Dengue is getting worse in the Americas. During late 2010 the first dengue case in the United States outside the Texas Mexican Border since 1945 was detected in Key West and the disease has already spread to Miami.
In Peru, health authorities have declared a red alert in the northern Amazon jungle region following the outbreak of a very aggressive dengue strain that has killed more than a dozen people since the beginning of the year and is burdening hospitals and health centers with sick people. The strain, which comes from Brazil has infected more than 13,000 people, and hospitalized more than 1,600 in recent months. The fear now is that the disease may spread to other cities and create a national health emergency.
The recent outbreak is also affecting people in Colombia, Bolivia, Paraguay, Brazil and Venezuela. According to the Pan American Health Organization (PAHO), 1,200 people died from Dengue fever in 2010 in the region.
Information and communication technologies (ICT) tools can be effectively deployed to help control the current dengue outbreak and prevent its spread in the region. Controlling the mosquito vector is the primary option for preventing and controlling dengue outbreaks.
Quickly identifying new infections and mosquito breeding areas is key to control the expansion but this is difficult to do if information is collected inefficiently with no access to fast systems for case detection and data entry, storage and analysis to support opportune fumigation and disease prevention efforts.
Colorado State University in the US has develop a computer-based Dengue Decision Support System (DDSS) that takes advantage broadly used electronic devices, such as laptops, Personal Digital Assistants (PDAs) or cell phones, to streamlining of data capture, entry and analysis for dengue control.
The cell phone capability of the system is important for developing countries given that, compared to laptops or PDAs, cell phones are less expensive and also eliminate the need for physical means of data transmission via USB flash drives. Use of cell phones exploits existing communications infrastructure and also introduces near real time monitoring and potential for rapid feedback to field data collectors.

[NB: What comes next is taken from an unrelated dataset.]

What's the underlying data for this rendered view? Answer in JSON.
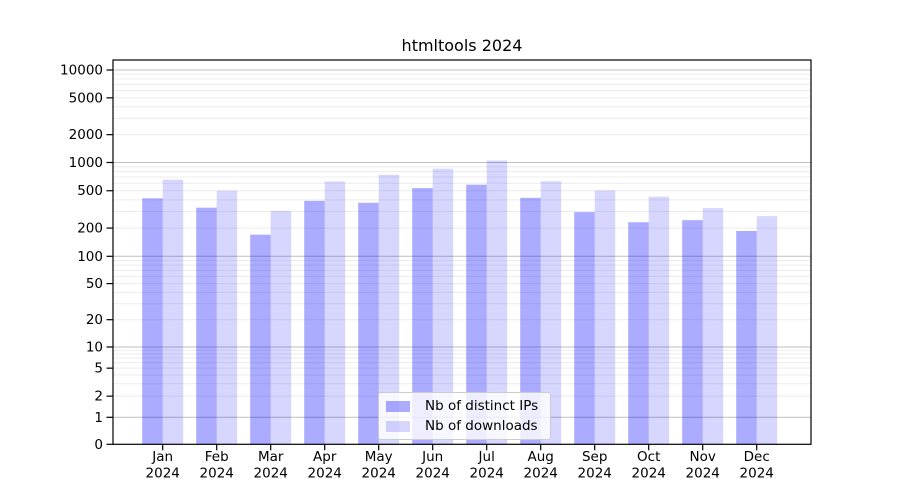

Cell phones can also be used to foster preventive measures to control mosquito breeding and exposure. A study by Dammert, Galdo, and Galdo (2010) sponsored by the IDB analyzed the effectiveness of delivering preventive information on dengue through text messaging in the district of Pariñas in Piura, Peru. This study found that households receiving any text message increased the use of mosquito nets, boosted their use of screens on windows, and increased covering standing supplies of water.